Look up some you tube video for either a hatteras cast or an off the ground cast.

The quick overhead thump you are doing isn't really creating enough arc (especially with a short rod) to give you time to build proper speed into the cast (even if it feels like it).


A longer rod will take longer to bring around, creates a bigger arc, and more time to increase the sinker speed before letting it go. 

If you are serious about wanting more distance try a rod out that is 11 or 12' long and get with a seasoned caster to have them look at your casting form.

The daiwa emcast is OK for distance--- I'd look to match it up with a rod in the $80-125 price range. There is a bunch to choose from, Tsunami, Tica, Ocean Master, etc., and if you are on a budget-- keep an eye on the marketplace section of this board.

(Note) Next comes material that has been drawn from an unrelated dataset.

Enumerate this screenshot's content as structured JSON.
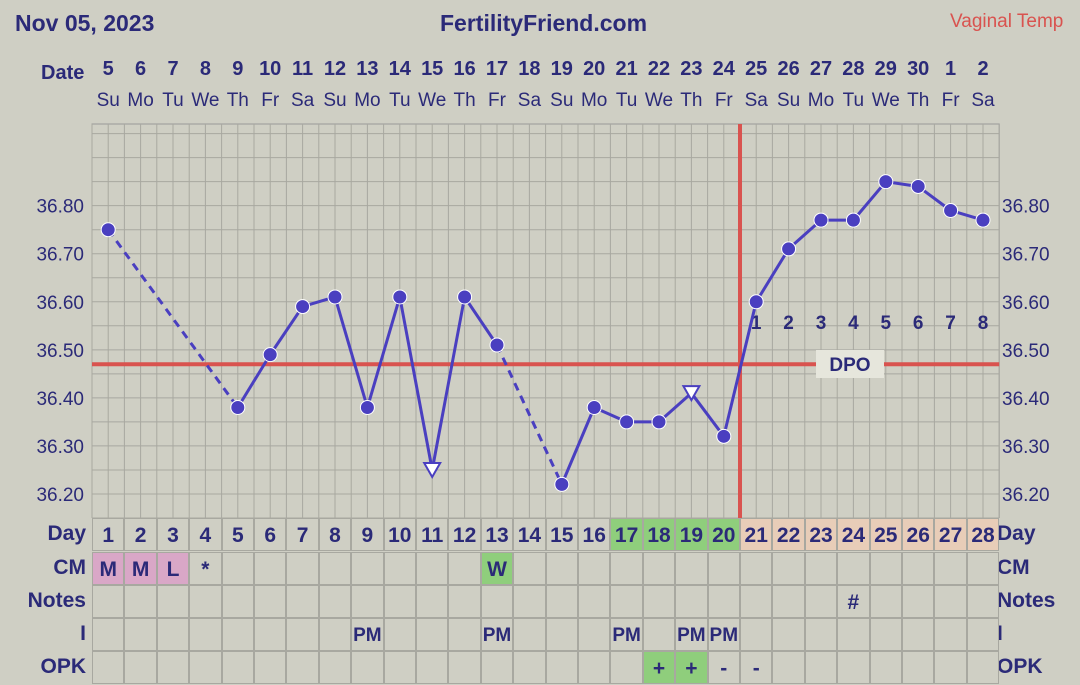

Reasonable equipment and reasonable technique together will get you further than either one alone.

Good Luck.. :fishing:


----------



## gsr94 (Sep 4, 2010)

Mark G said:


> Look up some you tube video for either a hatteras cast or an off the ground cast.
> 
> The quick overhead thump you are doing isn't really creating enough arc (especially with a short rod) to give you time to build proper speed into the cast (even if it feels like it).
> 
> ...


yea i think eventually i'll get a bigger rod. right now money is a little tight but i browsed through the marketplace it seems like there's some good local deals that can be had there.

to be honest my current rod has a some sentimental value, some good memories back in the college days of all night fishing and doing a little drinking out in the pier  but we weren't those guys. we were pretty responsible and it was good times. 

actually today i went out with my dad. he caught alot of 4 to 5 inch spot. he's going to make fiipino fish stew. i was practicing my cast  it was a so-so result.

but thanks for all the input and if any MD/DC/VA guys want to go out surf fishing let me know.


----------



## dudeondacouch (Apr 6, 2010)

I'm always up for surf fishing. Heading down to PAX NAS this weekend, in fact.


----------



## solid7 (Dec 31, 2010)

Qnowland said:


> Hey,
> 
> I saw your post. If you're looking for a great tool for extra long casts from the shore, definitely check out The Launcher from Flex Coat.
> 
> http://www.cabelas.com/product/Flex...y=10&Ntt=the+launcher&WTz_l=Header;Search-All Products



Buddy, are you plugging all of the forums with this crap?

:spam:


----------



## fish bucket (Dec 5, 2002)

he must be getting a commission on them opcorn:


----------